Saturday, 2 February 2008

Why should we put up with poor schools?

George Osborne is now coming under fire for finding a school for his children outside the state system. He is repeating the "sin" of David Cameron before him, insearching out a good school for his children.

It has to be said that despite of "education, education, education", and billions of pounds of extra money pumped into education over the past 10 years, and countless changes of policy and gimmick, little has improved. In fact, with dumbing down of educational assessments, we now have employers unable to recruit graduates in part because they lack basic literacy and numeracy.

Those who scream at Cameron and Osborne, and others, are now resorting to lottery on school attendance, to make sure that all classes and family have an equal risk of suffering a poor school.

One proposal is to to resurrect the comprehensive schools by having all ability ranges but with streaming, that is to try to have something like the old grammar schools under the same roof. I have considerable doubts about this attempt to maintain an ideology.

The principle objection is the size of school implied. To have all abilities catered for separately, including a large sixth form, and across all the subjects, including artistic, musical, sporting, must mean a huge school for all subjects to be viable in number of students. Size is daunting, and many large comprehensives already divide into sections.

The other question is about ethos - whether the academic attitude to study can be maintained in a school where the vast majority do not share it.

But there is an alternative
.

The Americans discovered in some states, and the Swedes seem to have accepted wholeheartedly, a revolution on the supply side.

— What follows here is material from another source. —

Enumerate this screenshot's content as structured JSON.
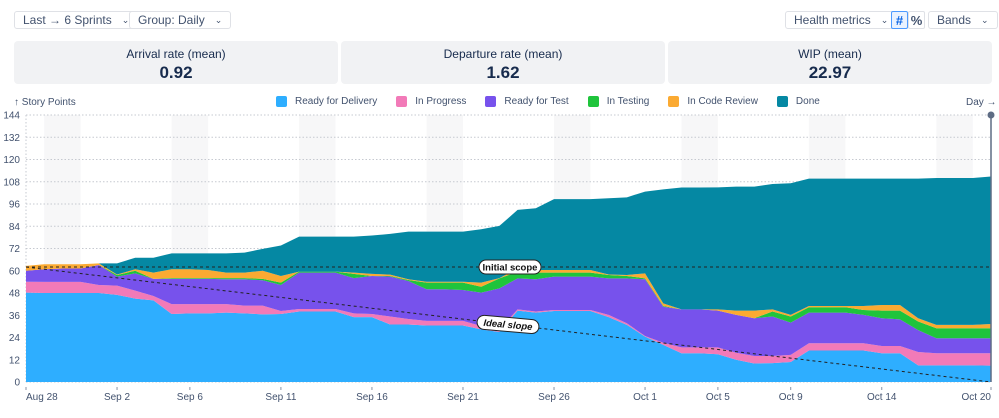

Since 1993 in Sweden the Government will pay a fixed amount per pupil to any organisation, passing basic tests, which opens a school. So charities, churches, companies have opened schools. Hundreds of new schools were opened in the first few years.

The number of consequences is staggering.
- pupils choose schools and not the other way round. In fact schools are in competition, and the bad ones have to do something about their deficiencies. If a school does not meet aspirations, in standards, subjects offered, or ethos, children will go elsewhere.
- there are no waiting lists - if one school faces a demand surplus, they open another.
- Sweden, having no need of a vast bureaucracy, spends no more on education than the UK does, but it has a system was is child orientated, rather than producer orientated, and is very responsive to its society, rather than political ideologues.

There is an alternative - bad schools put right, changes arrive from bottom up, every child getting to the school of choice, and standards much higher than here. What are we afraid of?